Gejala yang dirasakan pada emboli pulmoner meliputi:
- Napas sesak
- Dada sakit
- Berdebar
- Pingsan
- Batuk darah
Pengobatan defisiensi protein S
Untuk defisiensi protein S yang diikuti dengan DVT, terapi khusus yang diberikan adalah pemberian antikoagulan (obat pengencer darah), seperti heparin atau warfarin. Disarankan untuk melakukan terapi ini selama 6 hingga 9 bulan lamanya. Akan tetapi, jika gejala thrombosis yang terjadi cukup berat, terapi bisa berlangsung seumur hidup.
Ada beberapa kasus defisiensi protein S tidak menunjukkan gejala berarti tidak membutuhkan pengobatan khusus. Penderita disarankan agar tidak menggunakan kontrasepsi telan yang dapat meningkatkan risiko penggumpalan darah. Jika akan melakukan prosedur terapi, pasien disarankan mendapatkan heparin sebelum operasi dilaksanakan.

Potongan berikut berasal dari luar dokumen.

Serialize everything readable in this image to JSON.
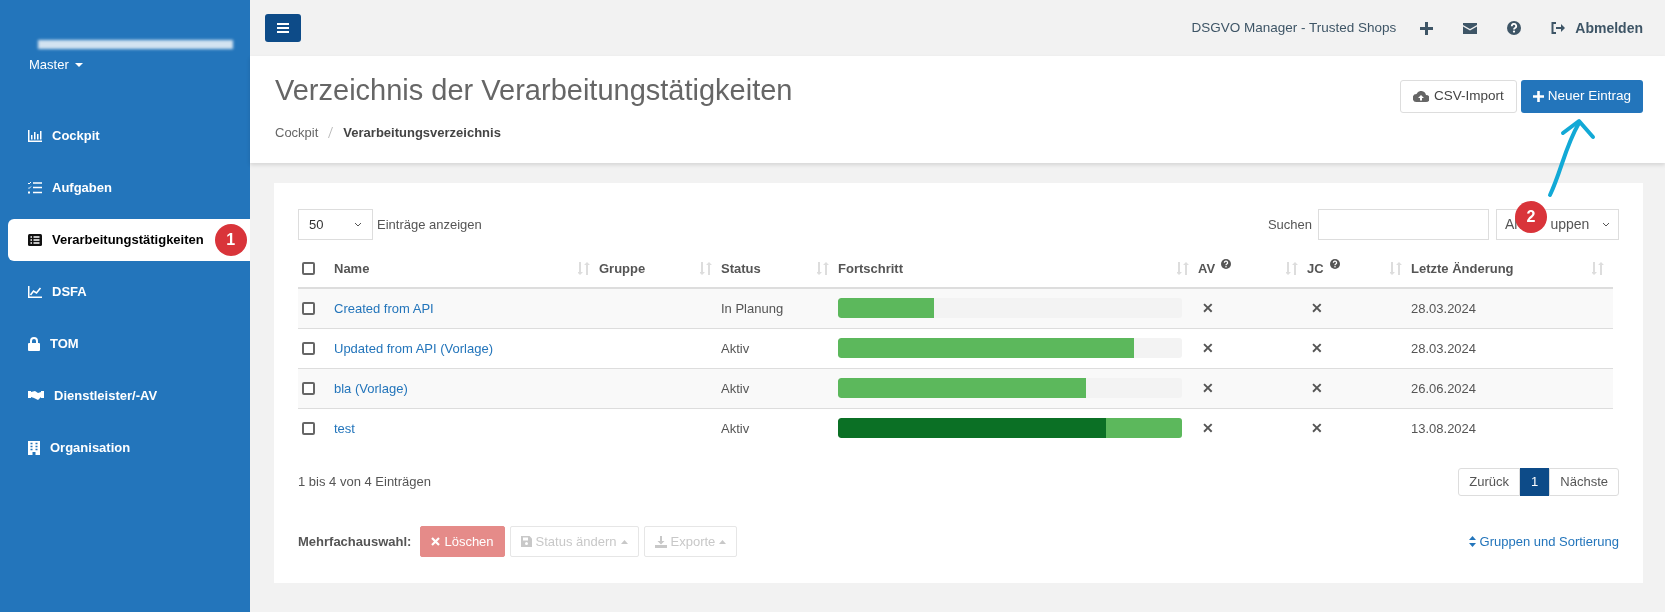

Ada komplikasi yang bisa terjadi sebab defisiensi protein S. Trombosis atau penggumpalan darah pada defisiensi protein S bisa timbul di mana saja. Apabila menyerang organ penting seperti paru, otak, dan jantung, dapat mengancam jiwa.
Pencegahan defisiensi protein S
PUntuk pasien defisiensi protein S, thrombosis bisa dicegah dengan memberikan pengencer darah, seperti warfarin atau heparin, sebelum pasien menjalani proses operasi atau tindakan bedah besar lainnya.